The Western Canon: The Books and School of the Ages
"The Western Canon" is hilarious. Harold Bloom goes hard and doesn't pull any punches. I wish I had read the book rather than listening to the audiobook version so I could have pulled out some of his quotes verbatim, especially when he starts going on about the "neo-Marxist feminists" and "multiculturalists." Because I'm the greatest literary critic of the century and I'm going to say what I damn well please!
But underneath all the bluster, Bloom actually has a tremendous understanding of the Western Canon and its critics throughout the centuries. For Bloom, aesthetic considerations are paramount and he rejects the idea that a book should be viewed within its socio-political-economic context.

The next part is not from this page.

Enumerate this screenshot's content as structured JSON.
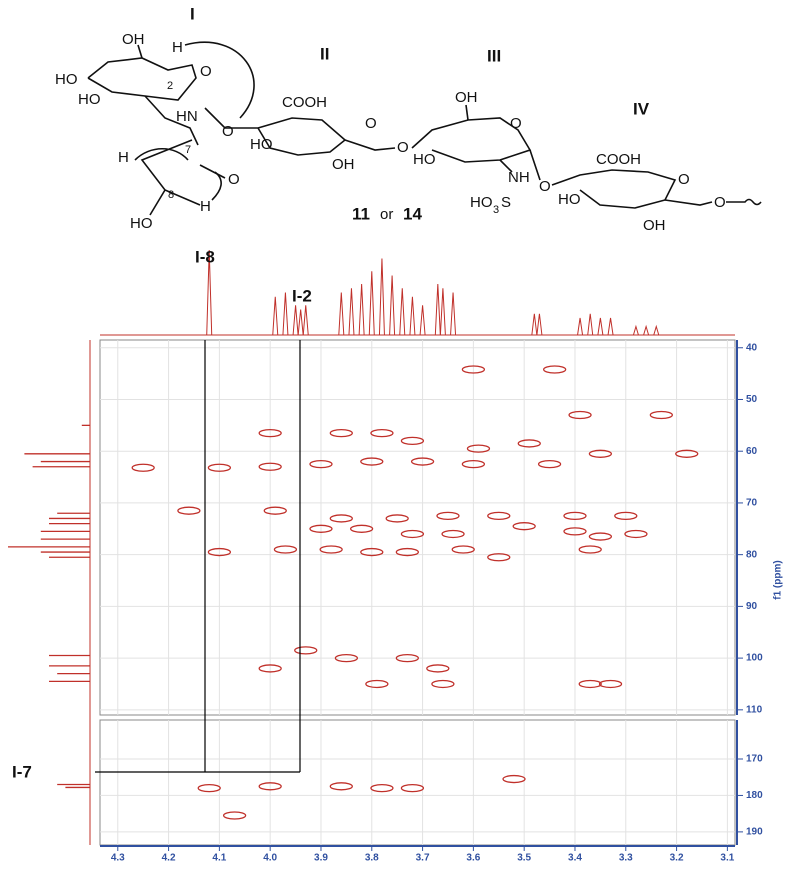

Bloom holds Shakespeare to be the absolute core of the canon. It's still unclear to me his exact reasons for doing so - although as Bloom puts it, I may have been so assimilated by the "weirdness" of The Bard that I can no longer recognize his strangeness. After Shakespeare, Bloom rampages through Dante, Whitman, Dickinson, Neruda, Freud, Austen, Milton, Dickens, Joyce, Proust, Ibsen, Wolf, Kafka, and Tolstoy.
To me, the most impressive thing is not Bloom's mastery of each of these authors, but rather his ability to draw the links between them (and their critics!). This is a hard book to read. Bloom is intellectually demanding and I'm going to have to really take my time and read this book again slowly sometime. But like the canon, I think this is a book that will reward a re-reading.